Plus d’un an après la décision de justice de la Cour européenne (21 décembre 2016), mettant en cause la légalité de l’application des accords commerciaux UE/Maroc au Sahara occidental sans le consentement du peuple sahraoui, le Front Polisario se déclare prêt à exiger de l’UE 240 millions d’euros au titre de réparations ! En effet, contrairement à ce qu’impliquait l’arrêt de la Cour, les produits issus du Sahara occidental continuent d’être importés dans l’Union comme s’ils venaient du Maroc, avec des avantages douaniers en faveur de ce dernier. Et bien sûr, sans que le consentement du peuple sahraoui, à travers son représentant unique et légitime, le Front Polisario, ait été obtenu ni même demandé !
Cette déclaration a été faite le 30 janvier par le Ministre sahraoui délégué chargé de l’Europe, Mohamed Sidati, dans une interview à l’agence de presse espagnole Europa Press. Il a aussi annoncé que le Front Polisario pourra poursuivre en justice, en leur réclamant des paiements directs, les entreprises européennes exerçant au Sahara occidental qui ne s’adresseraient pas aux autorités sahraouies pour régulariser leur situation.
Pour sa part, l’avocat du Front Polisario, Me Gilles Devers, a confirmé lors de cette interview qu’ils feraient « un recours en responsabilité contre l’Union européenne pour les dommages subis ». Il a ajouté que « les Sahraouis sont très généreux de ne pas réclamer une indemnisation pour les exportations de produits du territoire sahraoui antérieures au 21 décembre 2016.» Cela fait en effet bientôt 40 ans que ces ressources sont pillées, et que le peuple sahraoui, pour une grande partie contraint à l’exil et à la séparation par l’occupation marocaine illégale, n’en tire aucun bénéfice.
Quelques mois après le 21 décembre 2016, le Conseil de l’UE a accordé à la Commission un mandat pour renégocier les accords avec le Maroc (accord « agricole » et accord d’association). Officiellement, pour se conformer à l’arrêt de la CJUE. Mais, même si le contenu du mandat est resté secret, certaines informations font apparaître la volonté des deux parties, UE et Maroc, de trouver un moyen de contourner l’arrêt afin de poursuivre « légalement » l’importation dans l’UE de produits issus des territoires occupés sahraouis.

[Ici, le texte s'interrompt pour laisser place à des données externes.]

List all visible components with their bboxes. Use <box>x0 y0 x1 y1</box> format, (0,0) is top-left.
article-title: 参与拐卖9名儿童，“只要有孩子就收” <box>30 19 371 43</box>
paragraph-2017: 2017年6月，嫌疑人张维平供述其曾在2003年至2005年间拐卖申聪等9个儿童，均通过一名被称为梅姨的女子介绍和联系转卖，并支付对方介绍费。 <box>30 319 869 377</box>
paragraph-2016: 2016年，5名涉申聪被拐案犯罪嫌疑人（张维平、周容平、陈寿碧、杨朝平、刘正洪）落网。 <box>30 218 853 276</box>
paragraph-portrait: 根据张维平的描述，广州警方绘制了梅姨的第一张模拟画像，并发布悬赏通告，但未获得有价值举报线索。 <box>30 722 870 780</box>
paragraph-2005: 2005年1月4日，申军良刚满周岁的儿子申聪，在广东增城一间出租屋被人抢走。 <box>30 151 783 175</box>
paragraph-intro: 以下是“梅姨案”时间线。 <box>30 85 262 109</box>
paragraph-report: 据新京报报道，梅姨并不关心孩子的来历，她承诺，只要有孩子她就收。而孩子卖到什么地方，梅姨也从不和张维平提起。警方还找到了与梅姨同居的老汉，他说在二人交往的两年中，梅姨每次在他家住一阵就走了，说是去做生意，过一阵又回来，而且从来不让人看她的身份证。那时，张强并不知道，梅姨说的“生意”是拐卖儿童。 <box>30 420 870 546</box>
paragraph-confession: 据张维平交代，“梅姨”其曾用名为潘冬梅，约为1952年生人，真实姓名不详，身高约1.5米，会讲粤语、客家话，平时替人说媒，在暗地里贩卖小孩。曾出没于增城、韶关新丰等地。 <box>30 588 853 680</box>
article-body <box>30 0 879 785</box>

Pour Me Devers, les responsables de la Commission européenne sont, tout simplement, en train de « remettre en cause l’autorité de la CJUE » qui est la plus haute instance juridique de l’UE. Il a qualifié la démarche adoptée jusque-là par l’exécutif européen de « jeu extrêmement dangereux », mettant en garde contre le risque de voir la Commission mener des consultations avec la population vivant sur le territoire du Sahara occidental, constituée principalement de colons marocains, alors que la CJUE a clairement dit la nécessité de recueillir le consentement du « peuple » sahraoui, celui dont le droit à l’autodétermination est toujours à l’ordre du jour.
Pour sa part, Mohamed Sidati a souligné que l’Union européenne devait assumer ses responsabilités, sachant qu’en manipulant la situation, l’Espagne et la France « portaient atteinte chaque jour davantage au processus de paix et à la perspective de parvenir à une solution pacifique au Sahara occidental. »
Toutefois, le responsable sahraoui a exprimé son espoir, non seulement en raison des déclarations de l’avocat général devant la CJUE, qui a dit le 10 janvier 2018 que l’accord de pêche UE-Maroc n’était pas valide, mais aussi parce que ces derniers jours plusieurs entreprises ont annoncé qu’elles se retiraient du Sahara occidental, comme la société canadienne Nutrien Phosphate ou la société pétrolière britannique-suisse Glencore, tandis que la société italienne Enel suspendait ses activités et alors que le gouvernement allemand déclarait qu’il ne soutiendrait plus les investissements de Siemens au Sahara occidental.
Il a conclu que le Front Polisario irait jusqu’au bout, et qu’il ne négligerait de taper à aucune porte pour arrêter le pillage des ressources naturelles du peuple sahraoui.
L’AARASD se réjouit d’une telle fermeté conforme aux exigences du droit international et espère que les institutions européennes comme les entreprises comprendront très vite où sont leurs réels intérêts, et aussi l’intérêt du peuple sahraoui car, comme l’a souligné Mohamed Sidati, « nous avons dit depuis le début que nous ne sommes pas contre les intérêts européens au Sahara occidental ; nous avons besoin d’investissements et d’affaires pour la reconstruction de notre pays, et nous sommes ouverts à toutes les propositions. »
Nous suivrons attentivement ce qui se passe à l’UE, dans le délai maintenant très court qui nous sépare de l’avis que doit rendre la Cour de Justice sur l’accord de pêche UE-Maroc, le 27 février prochain.